- Location: Newnham campus, Launceston, Australia
- Coordinates: 41°24′04″S 147°07′30″E﻿ / ﻿41.401°S 147.125°E
- Established: 1970
- Named for: Irene Kerslake
- Principal: Tania Harvey
- Residents: 109
- Website: Kerslake Hall

= Kerslake Hall =

Kerslake Hall is a residential college for full-time students of the University of Tasmania and Australian Maritime College. It is situated on the university's Newnham campus, Launceston, Australia. The residence is named after Irene Kerslake MA, a former lecturer at the Tasmanian College of Advanced Education and women's rights campaigner.

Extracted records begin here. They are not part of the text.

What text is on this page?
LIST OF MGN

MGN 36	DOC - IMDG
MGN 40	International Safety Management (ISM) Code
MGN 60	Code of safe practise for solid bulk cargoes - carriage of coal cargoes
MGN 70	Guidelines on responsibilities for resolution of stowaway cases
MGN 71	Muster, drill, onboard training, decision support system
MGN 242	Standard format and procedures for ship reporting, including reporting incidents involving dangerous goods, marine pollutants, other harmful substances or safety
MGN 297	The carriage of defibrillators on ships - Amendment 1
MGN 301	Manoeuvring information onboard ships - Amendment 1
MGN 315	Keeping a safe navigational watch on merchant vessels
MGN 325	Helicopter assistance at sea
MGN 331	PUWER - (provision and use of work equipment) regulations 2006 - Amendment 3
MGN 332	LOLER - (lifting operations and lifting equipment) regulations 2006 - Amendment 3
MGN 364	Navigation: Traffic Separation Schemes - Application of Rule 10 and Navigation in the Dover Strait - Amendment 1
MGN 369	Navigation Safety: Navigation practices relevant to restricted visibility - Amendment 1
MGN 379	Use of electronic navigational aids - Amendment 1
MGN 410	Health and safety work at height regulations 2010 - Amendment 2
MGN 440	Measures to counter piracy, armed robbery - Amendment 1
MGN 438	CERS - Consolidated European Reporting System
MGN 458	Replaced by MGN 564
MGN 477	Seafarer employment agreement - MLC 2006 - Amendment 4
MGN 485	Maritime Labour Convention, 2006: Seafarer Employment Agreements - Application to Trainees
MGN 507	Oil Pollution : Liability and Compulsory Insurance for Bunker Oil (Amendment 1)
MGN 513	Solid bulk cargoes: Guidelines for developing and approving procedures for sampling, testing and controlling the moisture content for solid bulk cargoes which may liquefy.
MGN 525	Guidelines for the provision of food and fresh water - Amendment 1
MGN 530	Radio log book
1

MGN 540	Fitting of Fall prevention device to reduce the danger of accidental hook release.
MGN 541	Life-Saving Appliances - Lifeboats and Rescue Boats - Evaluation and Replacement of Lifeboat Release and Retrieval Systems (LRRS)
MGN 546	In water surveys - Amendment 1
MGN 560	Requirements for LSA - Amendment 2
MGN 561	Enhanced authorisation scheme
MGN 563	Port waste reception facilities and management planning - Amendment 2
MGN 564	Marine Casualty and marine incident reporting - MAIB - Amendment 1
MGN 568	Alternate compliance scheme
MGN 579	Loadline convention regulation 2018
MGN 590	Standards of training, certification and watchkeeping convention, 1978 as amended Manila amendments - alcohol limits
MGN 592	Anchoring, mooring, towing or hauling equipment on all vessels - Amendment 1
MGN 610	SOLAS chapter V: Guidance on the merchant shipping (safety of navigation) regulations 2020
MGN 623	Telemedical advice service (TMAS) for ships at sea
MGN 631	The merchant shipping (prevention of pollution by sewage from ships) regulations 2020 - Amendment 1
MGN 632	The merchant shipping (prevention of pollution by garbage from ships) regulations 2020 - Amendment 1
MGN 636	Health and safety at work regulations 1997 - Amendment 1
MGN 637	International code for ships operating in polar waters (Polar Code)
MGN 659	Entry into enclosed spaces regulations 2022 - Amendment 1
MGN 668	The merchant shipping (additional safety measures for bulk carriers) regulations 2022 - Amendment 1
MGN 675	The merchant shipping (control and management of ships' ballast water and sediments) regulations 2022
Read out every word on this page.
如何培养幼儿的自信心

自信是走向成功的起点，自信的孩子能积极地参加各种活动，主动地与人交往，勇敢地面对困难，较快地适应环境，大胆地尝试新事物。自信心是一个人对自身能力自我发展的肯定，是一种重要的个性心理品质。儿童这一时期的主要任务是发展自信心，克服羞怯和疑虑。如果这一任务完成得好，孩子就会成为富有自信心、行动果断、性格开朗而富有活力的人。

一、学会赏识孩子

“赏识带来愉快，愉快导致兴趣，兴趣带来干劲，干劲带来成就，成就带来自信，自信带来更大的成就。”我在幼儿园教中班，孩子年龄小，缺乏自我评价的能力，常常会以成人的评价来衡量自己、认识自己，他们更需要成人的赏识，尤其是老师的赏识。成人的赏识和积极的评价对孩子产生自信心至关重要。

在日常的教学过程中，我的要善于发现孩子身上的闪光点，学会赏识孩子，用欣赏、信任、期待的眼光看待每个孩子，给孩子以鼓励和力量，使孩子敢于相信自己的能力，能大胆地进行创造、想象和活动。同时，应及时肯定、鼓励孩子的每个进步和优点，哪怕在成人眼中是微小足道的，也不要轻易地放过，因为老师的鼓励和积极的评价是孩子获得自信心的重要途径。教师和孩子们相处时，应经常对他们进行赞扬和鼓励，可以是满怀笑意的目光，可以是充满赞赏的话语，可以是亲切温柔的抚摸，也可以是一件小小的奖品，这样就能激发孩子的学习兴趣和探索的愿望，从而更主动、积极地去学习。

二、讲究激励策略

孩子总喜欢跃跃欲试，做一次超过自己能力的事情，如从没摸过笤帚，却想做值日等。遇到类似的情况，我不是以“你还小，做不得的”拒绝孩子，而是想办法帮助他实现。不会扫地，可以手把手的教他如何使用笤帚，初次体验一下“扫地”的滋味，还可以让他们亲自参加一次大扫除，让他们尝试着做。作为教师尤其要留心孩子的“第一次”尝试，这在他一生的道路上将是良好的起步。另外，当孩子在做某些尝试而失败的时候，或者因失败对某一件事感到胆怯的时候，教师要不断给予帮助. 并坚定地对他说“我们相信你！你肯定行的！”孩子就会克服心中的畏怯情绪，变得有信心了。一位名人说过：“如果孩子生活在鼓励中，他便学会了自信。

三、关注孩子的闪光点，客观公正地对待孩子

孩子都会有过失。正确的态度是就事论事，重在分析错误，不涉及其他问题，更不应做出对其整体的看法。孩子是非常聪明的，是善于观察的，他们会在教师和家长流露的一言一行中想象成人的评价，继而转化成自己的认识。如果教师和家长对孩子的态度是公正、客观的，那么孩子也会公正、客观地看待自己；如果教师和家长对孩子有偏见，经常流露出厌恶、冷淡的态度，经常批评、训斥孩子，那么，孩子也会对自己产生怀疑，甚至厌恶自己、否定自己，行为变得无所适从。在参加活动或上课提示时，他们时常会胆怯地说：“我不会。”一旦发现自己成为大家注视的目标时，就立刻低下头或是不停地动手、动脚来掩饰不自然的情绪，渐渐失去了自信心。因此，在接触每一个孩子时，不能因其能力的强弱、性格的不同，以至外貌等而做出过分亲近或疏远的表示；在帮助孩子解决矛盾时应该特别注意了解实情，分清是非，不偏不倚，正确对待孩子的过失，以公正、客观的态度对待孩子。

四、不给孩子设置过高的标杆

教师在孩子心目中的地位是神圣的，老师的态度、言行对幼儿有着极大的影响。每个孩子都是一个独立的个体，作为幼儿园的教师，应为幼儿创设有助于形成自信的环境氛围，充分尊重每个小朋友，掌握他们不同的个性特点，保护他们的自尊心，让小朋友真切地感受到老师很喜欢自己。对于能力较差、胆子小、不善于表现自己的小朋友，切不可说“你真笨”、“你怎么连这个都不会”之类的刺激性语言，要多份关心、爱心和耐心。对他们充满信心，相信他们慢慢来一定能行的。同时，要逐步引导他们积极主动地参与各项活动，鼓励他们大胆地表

The residence offers 107 self-catered rooms.

Kerslake Hall is open to members of the public during university holidays, such as tourists and conference groups.

==History==

Kerslake Hall was opened in the early 1970s on the site of the Tasmanian College of Advanced Education, which evolved into the Tasmanian Institute of Technology before becoming part of the University of Tasmania in 1990.

Between the early 1970s and 1997, Kerslake Hall operated as a traditional hall of residence, and accommodated 153 fully catered residents annually. With student numbers declining and loss of student interest in catered accommodation, the residence closed in 1998 except for its self-catered wing. In 2001, the residence opened again as a completely self-catered accommodation facility. Saltz Restaurant Cafe was opened on campus in 2009 to offer optional catering for residents.